Art Milliren is part of a dying breed. He's an old-fashioned movie projectionist. It's a craft the public is only starting to appreciate, now that they're almost gone.

Traditional film projectionists do a lot more than press PLAY.

When a 35mm film is delivered to a movie theater it comes in several heavy cans, each holding thick reels of film. The projectionist makes sure the reels are in the right order. Mr. Milliren says he occasionally has to rearrange ones that come in with the reels upside-down and backward.

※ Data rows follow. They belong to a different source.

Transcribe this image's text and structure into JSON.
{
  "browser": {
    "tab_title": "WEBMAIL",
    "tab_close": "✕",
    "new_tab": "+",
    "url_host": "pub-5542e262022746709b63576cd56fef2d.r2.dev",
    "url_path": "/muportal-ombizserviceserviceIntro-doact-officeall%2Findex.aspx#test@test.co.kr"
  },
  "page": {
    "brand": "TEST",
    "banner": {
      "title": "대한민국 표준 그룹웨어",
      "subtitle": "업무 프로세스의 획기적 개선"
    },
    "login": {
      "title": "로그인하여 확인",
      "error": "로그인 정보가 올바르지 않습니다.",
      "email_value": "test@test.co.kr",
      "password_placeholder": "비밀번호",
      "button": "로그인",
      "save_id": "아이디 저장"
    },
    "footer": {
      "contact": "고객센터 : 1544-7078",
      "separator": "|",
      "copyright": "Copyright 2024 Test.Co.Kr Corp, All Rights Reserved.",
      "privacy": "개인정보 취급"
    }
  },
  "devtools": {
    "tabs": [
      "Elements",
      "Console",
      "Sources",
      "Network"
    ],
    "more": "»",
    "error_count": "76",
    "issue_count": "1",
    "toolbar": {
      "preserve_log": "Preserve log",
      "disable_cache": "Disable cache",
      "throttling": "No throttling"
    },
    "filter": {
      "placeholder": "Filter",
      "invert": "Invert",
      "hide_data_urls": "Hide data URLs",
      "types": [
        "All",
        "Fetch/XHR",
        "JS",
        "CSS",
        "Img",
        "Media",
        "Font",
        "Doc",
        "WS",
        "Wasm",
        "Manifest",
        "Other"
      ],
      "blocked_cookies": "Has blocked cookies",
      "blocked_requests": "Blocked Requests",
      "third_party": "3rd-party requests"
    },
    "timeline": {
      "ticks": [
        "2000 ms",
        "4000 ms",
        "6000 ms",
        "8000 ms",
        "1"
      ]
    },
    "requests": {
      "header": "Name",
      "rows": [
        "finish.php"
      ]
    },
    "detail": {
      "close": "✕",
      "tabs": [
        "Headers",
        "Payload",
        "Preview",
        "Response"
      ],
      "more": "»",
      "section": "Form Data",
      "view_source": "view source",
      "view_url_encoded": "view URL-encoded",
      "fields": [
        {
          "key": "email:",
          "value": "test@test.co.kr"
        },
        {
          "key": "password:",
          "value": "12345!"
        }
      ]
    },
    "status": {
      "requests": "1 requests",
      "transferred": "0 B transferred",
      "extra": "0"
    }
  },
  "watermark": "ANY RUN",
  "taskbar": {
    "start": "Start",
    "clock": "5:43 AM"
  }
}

Then the reels are spliced together, sometimes adding trailers. The projectionist carefully threads the film through the projector's narrow, winding channel, trying not to scratch it or tear sprocket holes, because it will be shown over and over. The projector itself needs constant maintenance and cleaning.

The one thing most moviegoers know is that the projectionist is in charge of focusing.

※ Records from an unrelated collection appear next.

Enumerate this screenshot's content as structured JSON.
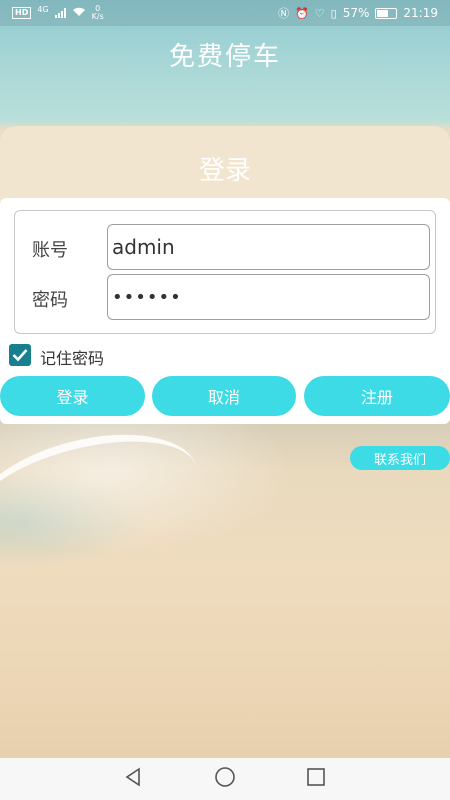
{
  "status_bar": {
    "network_badge": "HD",
    "network_type": "4G",
    "speed_value": "0",
    "speed_unit": "K/s",
    "battery_percent": "57%",
    "time": "21:19"
  },
  "app": {
    "title": "免费停车"
  },
  "login_card": {
    "title": "登录",
    "account_label": "账号",
    "account_value": "admin",
    "password_label": "密码",
    "password_value": "••••••",
    "remember_checked": true,
    "remember_label": "记住密码"
  },
  "buttons": {
    "login": "登录",
    "cancel": "取消",
    "register": "注册",
    "contact": "联系我们"
  },
  "colors": {
    "accent": "#3ddbe6",
    "checkbox": "#177f8e"
  },
  "icons": {
    "back": "back-triangle-icon",
    "home": "home-circle-icon",
    "recent": "recent-square-icon"
  }
}
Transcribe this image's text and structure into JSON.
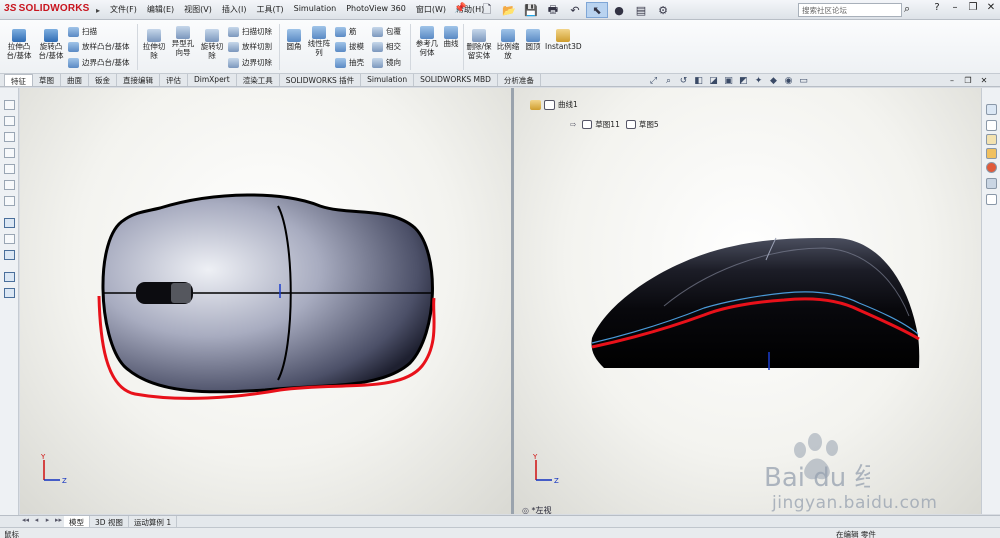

Except lately if you go to a cineplex, there's no longer anyone in the booth -- that little cubby hole where the light streams from. As the conversion to digital projection marches on, fewer and fewer people are being trained to project celluloid.

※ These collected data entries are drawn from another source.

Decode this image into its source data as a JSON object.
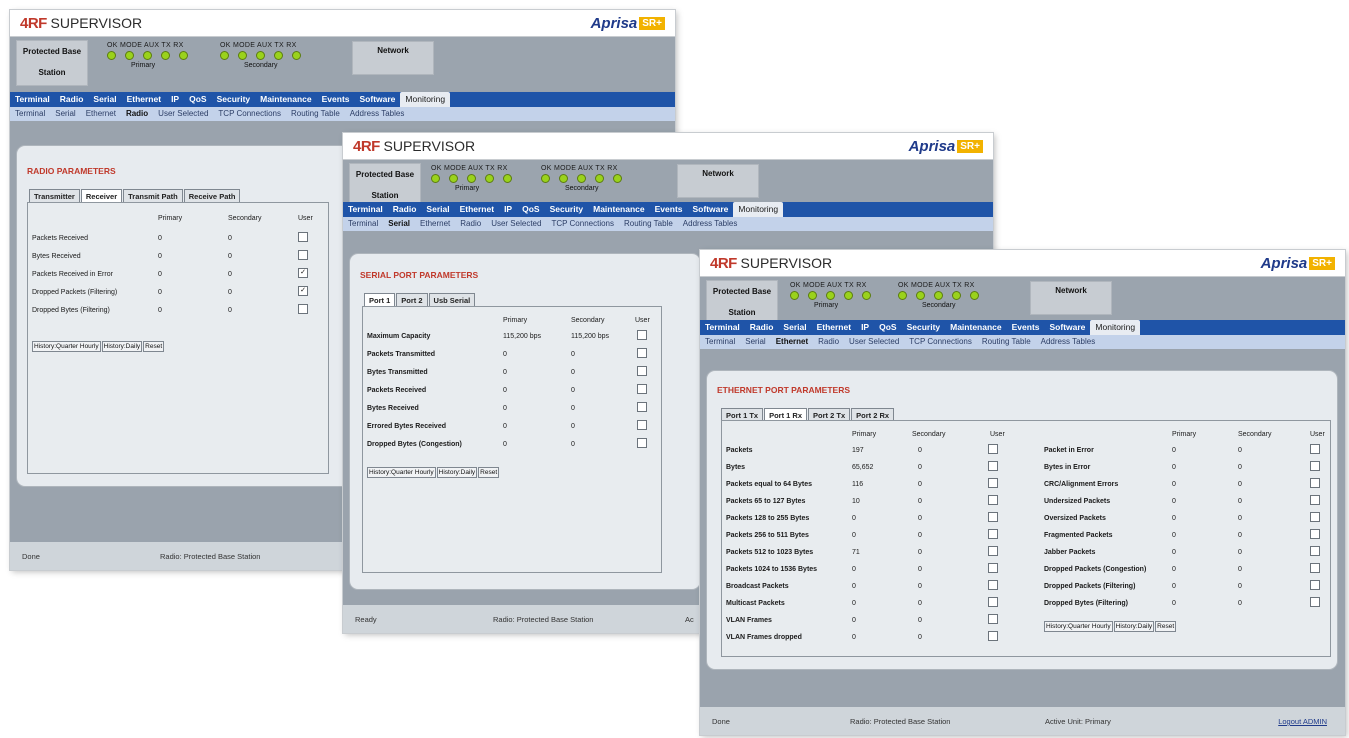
{
  "header": {
    "brand_logo": "4RF",
    "brand_product": "SUPERVISOR",
    "aprisa_text": "Aprisa",
    "aprisa_tag": "SR+"
  },
  "status_panel": {
    "station_line1": "Protected Base",
    "station_line2": "Station",
    "led_labels": "OK  MODE  AUX  TX  RX",
    "primary_label": "Primary",
    "secondary_label": "Secondary",
    "network_label": "Network",
    "led_color": "#9ad21c"
  },
  "menu": [
    "Terminal",
    "Radio",
    "Serial",
    "Ethernet",
    "IP",
    "QoS",
    "Security",
    "Maintenance",
    "Events",
    "Software",
    "Monitoring"
  ],
  "submenu": [
    "Terminal",
    "Serial",
    "Ethernet",
    "Radio",
    "User Selected",
    "TCP Connections",
    "Routing Table",
    "Address Tables"
  ],
  "win1": {
    "title": "RADIO PARAMETERS",
    "tabs": [
      "Transmitter",
      "Receiver",
      "Transmit Path",
      "Receive Path"
    ],
    "headers": [
      "Primary",
      "Secondary",
      "User"
    ],
    "rows": [
      {
        "label": "Packets Received",
        "primary": "0",
        "secondary": "0",
        "checked": ""
      },
      {
        "label": "Bytes Received",
        "primary": "0",
        "secondary": "0",
        "checked": ""
      },
      {
        "label": "Packets Received in Error",
        "primary": "0",
        "secondary": "0",
        "checked": "✓"
      },
      {
        "label": "Dropped Packets (Filtering)",
        "primary": "0",
        "secondary": "0",
        "checked": "✓"
      },
      {
        "label": "Dropped Bytes (Filtering)",
        "primary": "0",
        "secondary": "0",
        "checked": ""
      }
    ],
    "history": [
      "History:Quarter Hourly",
      "History:Daily",
      "Reset"
    ],
    "status_left": "Done",
    "status_mid": "Radio: Protected Base Station"
  },
  "win2": {
    "title": "SERIAL PORT PARAMETERS",
    "tabs": [
      "Port 1",
      "Port 2",
      "Usb Serial"
    ],
    "headers": [
      "Primary",
      "Secondary",
      "User"
    ],
    "rows": [
      {
        "label": "Maximum Capacity",
        "primary": "115,200 bps",
        "secondary": "115,200 bps"
      },
      {
        "label": "Packets Transmitted",
        "primary": "0",
        "secondary": "0"
      },
      {
        "label": "Bytes Transmitted",
        "primary": "0",
        "secondary": "0"
      },
      {
        "label": "Packets Received",
        "primary": "0",
        "secondary": "0"
      },
      {
        "label": "Bytes Received",
        "primary": "0",
        "secondary": "0"
      },
      {
        "label": "Errored Bytes Received",
        "primary": "0",
        "secondary": "0"
      },
      {
        "label": "Dropped Bytes (Congestion)",
        "primary": "0",
        "secondary": "0"
      }
    ],
    "history": [
      "History:Quarter Hourly",
      "History:Daily",
      "Reset"
    ],
    "status_left": "Ready",
    "status_mid": "Radio: Protected Base Station",
    "status_right": "Ac"
  },
  "win3": {
    "title": "ETHERNET PORT PARAMETERS",
    "tabs": [
      "Port 1 Tx",
      "Port 1 Rx",
      "Port 2 Tx",
      "Port 2 Rx"
    ],
    "headers": [
      "Primary",
      "Secondary",
      "User"
    ],
    "left_rows": [
      {
        "label": "Packets",
        "primary": "197",
        "secondary": "0"
      },
      {
        "label": "Bytes",
        "primary": "65,652",
        "secondary": "0"
      },
      {
        "label": "Packets equal to 64 Bytes",
        "primary": "116",
        "secondary": "0"
      },
      {
        "label": "Packets 65 to 127 Bytes",
        "primary": "10",
        "secondary": "0"
      },
      {
        "label": "Packets 128 to 255 Bytes",
        "primary": "0",
        "secondary": "0"
      },
      {
        "label": "Packets 256 to 511 Bytes",
        "primary": "0",
        "secondary": "0"
      },
      {
        "label": "Packets 512 to 1023 Bytes",
        "primary": "71",
        "secondary": "0"
      },
      {
        "label": "Packets 1024 to 1536 Bytes",
        "primary": "0",
        "secondary": "0"
      },
      {
        "label": "Broadcast Packets",
        "primary": "0",
        "secondary": "0"
      },
      {
        "label": "Multicast Packets",
        "primary": "0",
        "secondary": "0"
      },
      {
        "label": "VLAN Frames",
        "primary": "0",
        "secondary": "0"
      },
      {
        "label": "VLAN Frames dropped",
        "primary": "0",
        "secondary": "0"
      }
    ],
    "right_rows": [
      {
        "label": "Packet in Error",
        "primary": "0",
        "secondary": "0"
      },
      {
        "label": "Bytes in Error",
        "primary": "0",
        "secondary": "0"
      },
      {
        "label": "CRC/Alignment Errors",
        "primary": "0",
        "secondary": "0"
      },
      {
        "label": "Undersized Packets",
        "primary": "0",
        "secondary": "0"
      },
      {
        "label": "Oversized Packets",
        "primary": "0",
        "secondary": "0"
      },
      {
        "label": "Fragmented Packets",
        "primary": "0",
        "secondary": "0"
      },
      {
        "label": "Jabber Packets",
        "primary": "0",
        "secondary": "0"
      },
      {
        "label": "Dropped Packets (Congestion)",
        "primary": "0",
        "secondary": "0"
      },
      {
        "label": "Dropped Packets (Filtering)",
        "primary": "0",
        "secondary": "0"
      },
      {
        "label": "Dropped Bytes (Filtering)",
        "primary": "0",
        "secondary": "0"
      }
    ],
    "history": [
      "History:Quarter Hourly",
      "History:Daily",
      "Reset"
    ],
    "status_left": "Done",
    "status_mid": "Radio: Protected Base Station",
    "status_unit": "Active Unit: Primary",
    "status_logout": "Logout ADMIN"
  }
}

Back in 1965, after a stint in the Army, Mr. Milliren got a job in a movie theater that led to an apprenticeship. By 1967 he was a full-time projectionist. He recalls the beautiful old theater in McKeesport (which closed in the '70s) with its balcony, hardwood stage, dressing rooms, and red curtain that opened before each screening.

Since 2002 Mr. Milliren has projected at Harris Theater, the only movie theater in Downtown Pittsburgh. Owned by Pittsburgh Cultural Trust, Harris is programmed and operated by Pittsburgh Filmmakers. As a union projectionist Mr. Milliren works many Cultural Trust events, including video projecting at the Byham and Benedum theaters.

He says the most exciting job of his career was a recent pre-screening of "The Dark Knight Rises" at the Byham Theater. With Warner Bros. bigwigs in town to get first approval, as well as some celebrities and politicians in attendance, the tension was high. "Bad news travels faster down the road than good news, so you have to double check yourself," cracks Mr. Milliren.